Son œuvre s’inscrit dans une économie ouverte, mondialisée, où la tentation du repli et de la dépense publique demeure forte.

Son combat intellectuel : rappeler que la croissance durable repose sur quatre piliers essentiels — le travail, l’épargne, la liberté (concurrence) et l’éducation.

Chez lui, la rigueur se double d’une pédagogie.

L’État ne peut pas produire la richesse, mais il en garantit les conditions : sécurité, justice, éducation, stabilité monétaire.

L’économie n’est pas, selon lui, une machine : c’est un ordre moral fondé sur la vérité des prix fixés par la libre concurrence et la récompense de l’effort.

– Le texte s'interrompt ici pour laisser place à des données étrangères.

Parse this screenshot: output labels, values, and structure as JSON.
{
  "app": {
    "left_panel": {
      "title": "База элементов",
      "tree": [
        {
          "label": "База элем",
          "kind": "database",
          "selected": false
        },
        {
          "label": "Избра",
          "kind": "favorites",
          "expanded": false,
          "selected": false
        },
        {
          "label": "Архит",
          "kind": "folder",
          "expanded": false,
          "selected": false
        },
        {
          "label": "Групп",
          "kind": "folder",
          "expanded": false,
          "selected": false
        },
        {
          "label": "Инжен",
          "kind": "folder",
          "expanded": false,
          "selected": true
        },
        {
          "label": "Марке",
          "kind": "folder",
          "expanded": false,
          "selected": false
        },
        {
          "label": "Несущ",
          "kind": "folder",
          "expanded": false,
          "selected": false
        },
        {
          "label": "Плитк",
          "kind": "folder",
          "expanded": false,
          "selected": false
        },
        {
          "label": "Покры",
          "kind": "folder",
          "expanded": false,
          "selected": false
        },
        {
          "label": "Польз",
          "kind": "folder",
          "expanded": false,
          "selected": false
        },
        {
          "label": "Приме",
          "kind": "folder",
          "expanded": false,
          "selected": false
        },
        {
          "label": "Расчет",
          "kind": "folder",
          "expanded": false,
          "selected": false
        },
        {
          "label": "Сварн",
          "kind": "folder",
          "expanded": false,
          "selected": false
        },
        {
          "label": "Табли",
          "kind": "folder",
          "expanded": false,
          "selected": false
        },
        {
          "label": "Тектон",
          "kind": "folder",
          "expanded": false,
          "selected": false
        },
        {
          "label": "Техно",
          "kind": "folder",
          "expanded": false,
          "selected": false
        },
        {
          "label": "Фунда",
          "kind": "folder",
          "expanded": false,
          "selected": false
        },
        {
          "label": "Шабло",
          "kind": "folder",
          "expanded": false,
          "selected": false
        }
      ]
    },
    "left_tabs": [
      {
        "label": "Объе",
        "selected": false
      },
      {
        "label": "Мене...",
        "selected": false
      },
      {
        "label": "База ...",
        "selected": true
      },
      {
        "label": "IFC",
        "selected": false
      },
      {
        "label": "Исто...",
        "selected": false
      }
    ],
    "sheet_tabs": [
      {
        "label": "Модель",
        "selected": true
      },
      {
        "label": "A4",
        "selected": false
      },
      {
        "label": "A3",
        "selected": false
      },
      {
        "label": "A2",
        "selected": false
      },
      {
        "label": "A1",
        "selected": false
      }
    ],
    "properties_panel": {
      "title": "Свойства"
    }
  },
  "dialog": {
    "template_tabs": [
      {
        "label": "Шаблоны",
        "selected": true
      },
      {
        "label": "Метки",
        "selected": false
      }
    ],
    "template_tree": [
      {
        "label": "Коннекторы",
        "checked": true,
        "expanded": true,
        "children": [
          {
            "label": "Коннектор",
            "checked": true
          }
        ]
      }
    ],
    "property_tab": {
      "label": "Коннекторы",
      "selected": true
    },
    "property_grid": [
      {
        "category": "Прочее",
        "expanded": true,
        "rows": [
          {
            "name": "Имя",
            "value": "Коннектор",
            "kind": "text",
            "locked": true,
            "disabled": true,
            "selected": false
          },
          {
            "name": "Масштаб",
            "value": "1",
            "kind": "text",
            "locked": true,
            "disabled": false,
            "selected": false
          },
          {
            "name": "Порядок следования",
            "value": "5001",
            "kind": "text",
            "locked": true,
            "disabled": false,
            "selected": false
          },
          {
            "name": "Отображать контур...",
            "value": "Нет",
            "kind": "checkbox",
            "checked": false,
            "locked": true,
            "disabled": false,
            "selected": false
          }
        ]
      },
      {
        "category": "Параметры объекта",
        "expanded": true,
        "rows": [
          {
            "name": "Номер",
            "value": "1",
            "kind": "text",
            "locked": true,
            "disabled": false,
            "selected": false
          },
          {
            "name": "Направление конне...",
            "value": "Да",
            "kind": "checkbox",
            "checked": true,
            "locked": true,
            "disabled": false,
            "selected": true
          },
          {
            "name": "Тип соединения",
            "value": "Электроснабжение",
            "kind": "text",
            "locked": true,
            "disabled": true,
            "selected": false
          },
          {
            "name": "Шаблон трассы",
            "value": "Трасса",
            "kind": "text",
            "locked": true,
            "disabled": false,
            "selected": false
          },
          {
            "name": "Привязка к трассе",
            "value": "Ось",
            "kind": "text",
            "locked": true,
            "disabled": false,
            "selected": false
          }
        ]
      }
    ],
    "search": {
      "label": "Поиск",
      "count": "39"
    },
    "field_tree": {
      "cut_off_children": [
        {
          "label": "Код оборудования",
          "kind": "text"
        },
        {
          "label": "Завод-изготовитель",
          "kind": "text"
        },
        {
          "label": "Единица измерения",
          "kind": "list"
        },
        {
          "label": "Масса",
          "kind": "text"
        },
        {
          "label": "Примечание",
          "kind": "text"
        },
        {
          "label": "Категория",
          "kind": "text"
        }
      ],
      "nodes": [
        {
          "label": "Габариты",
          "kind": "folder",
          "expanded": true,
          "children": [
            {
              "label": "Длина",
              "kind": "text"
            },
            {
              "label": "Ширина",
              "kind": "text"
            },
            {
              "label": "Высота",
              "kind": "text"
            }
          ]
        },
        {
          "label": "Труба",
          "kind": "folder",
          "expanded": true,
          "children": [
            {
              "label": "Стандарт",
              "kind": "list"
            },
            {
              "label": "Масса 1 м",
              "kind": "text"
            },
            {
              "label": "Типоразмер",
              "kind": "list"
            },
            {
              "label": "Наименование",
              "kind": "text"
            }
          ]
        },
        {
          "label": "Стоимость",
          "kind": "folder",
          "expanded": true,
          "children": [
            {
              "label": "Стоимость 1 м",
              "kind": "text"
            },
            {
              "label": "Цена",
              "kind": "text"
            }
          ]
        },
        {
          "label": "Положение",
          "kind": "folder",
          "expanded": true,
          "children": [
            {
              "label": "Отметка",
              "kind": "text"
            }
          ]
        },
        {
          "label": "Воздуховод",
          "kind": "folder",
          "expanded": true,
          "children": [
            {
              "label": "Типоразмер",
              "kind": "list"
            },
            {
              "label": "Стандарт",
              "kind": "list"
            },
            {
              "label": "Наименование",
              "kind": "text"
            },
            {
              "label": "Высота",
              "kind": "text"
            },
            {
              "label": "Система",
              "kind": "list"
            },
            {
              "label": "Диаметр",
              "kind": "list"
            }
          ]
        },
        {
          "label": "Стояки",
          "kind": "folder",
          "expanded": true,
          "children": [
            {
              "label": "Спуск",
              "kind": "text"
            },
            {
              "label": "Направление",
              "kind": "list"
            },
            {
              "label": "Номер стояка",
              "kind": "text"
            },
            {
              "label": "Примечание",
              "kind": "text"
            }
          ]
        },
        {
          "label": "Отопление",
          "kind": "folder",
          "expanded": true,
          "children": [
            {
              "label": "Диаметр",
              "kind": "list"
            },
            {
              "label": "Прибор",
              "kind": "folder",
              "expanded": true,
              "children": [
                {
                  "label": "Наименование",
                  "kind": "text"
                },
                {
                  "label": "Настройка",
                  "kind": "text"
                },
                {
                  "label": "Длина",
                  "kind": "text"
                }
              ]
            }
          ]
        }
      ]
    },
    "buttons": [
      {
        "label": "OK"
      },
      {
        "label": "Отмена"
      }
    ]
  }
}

En cela, Daniel est un continuateur de Turgot et de Rueff : il dénonce les dérapages budgétaires publics et estime que la prospérité ne se décrète pas, elle s’éduque.

Philippe Aghion, la continuité créatrice

Philippe Aghion prolonge cet héritage dans une autre dimension : celle de l’innovation.

Là où Turgot plaçait la rigueur comme condition de la liberté et Rueff la monnaie comme clef de voûte de la prospérité, Aghion introduit la discipline de la créativité.

S’inspirant de Schumpeter, il formalise la destruction créatrice : le progrès ne vient pas d’un État dépensier, mais d’un cadre stable où les entreprises peuvent innover, échouer et recommencer.

Comme ses prédécesseurs, Aghion n’oppose pas l’innovation à la rigueur : il les relie.

Sans institutions solides, sans éducation de qualité, sans incitations à l’effort et à l’investissement, il n’y a pas de progrès durable.

En ce sens, il prolonge l’esprit de Turgot et de Rueff : libérer les énergies tout en maintenant la discipline des règles.

Il rejoint Daniel dans l’importance de la connaissance et de l’éducation.

Conclusion

De Turgot à Rueff, de Daniel à Aghion, quatre voix, quatre siècles, une leçon : la discipline — qu’elle soit budgétaire, monétaire ou intellectuelle — n’est pas une option, c’est une condition politique.

Le désordre économique prépare toujours le désordre social et, par conséquent, mène à la servitude, tandis que la rigueur ouvre la voie à la liberté.

La pensée de Turgot a perduré parce qu’elle part du réel et refuse les mirages.

Sa postérité demeure parce que la réussite ne consiste pas à hypothéquer l’avenir, mais à lui donner toutes les chances d’exister sans servitude.

Relire Turgot, Rueff, Daniel et Aghion, ce n’est pas céder à la nostalgie, c’est retrouver, sous les débats du jour, les clés de la réussite pour notre économie.

Références

  • Anne Robert Jacques Turgot, Réflexions sur la formation et la distribution des richesses (1766).
  • Jacques Rueff, L’Ordre social (1945) ; Le lancinant problème des balances des paiements (1965) ; Le chômage et la monnaie (1931).
  • Jean-Marc Daniel, Le capitalisme et ses ennemis (2016) ; L’État de connivence (2014) ; Histoire vivante de la pensée économique (2018).
  • Philippe Aghion, Le pouvoir de la destruction créatrice (avec Céline Antonin et Simon Bunel, 2020) ; Repenser la croissance (avec Peter Howitt, 2008).
  • Joseph Schumpeter, Capitalism, Socialism and Democracy (1942) — référence théorique de la destruction créatrice reprise par Aghion.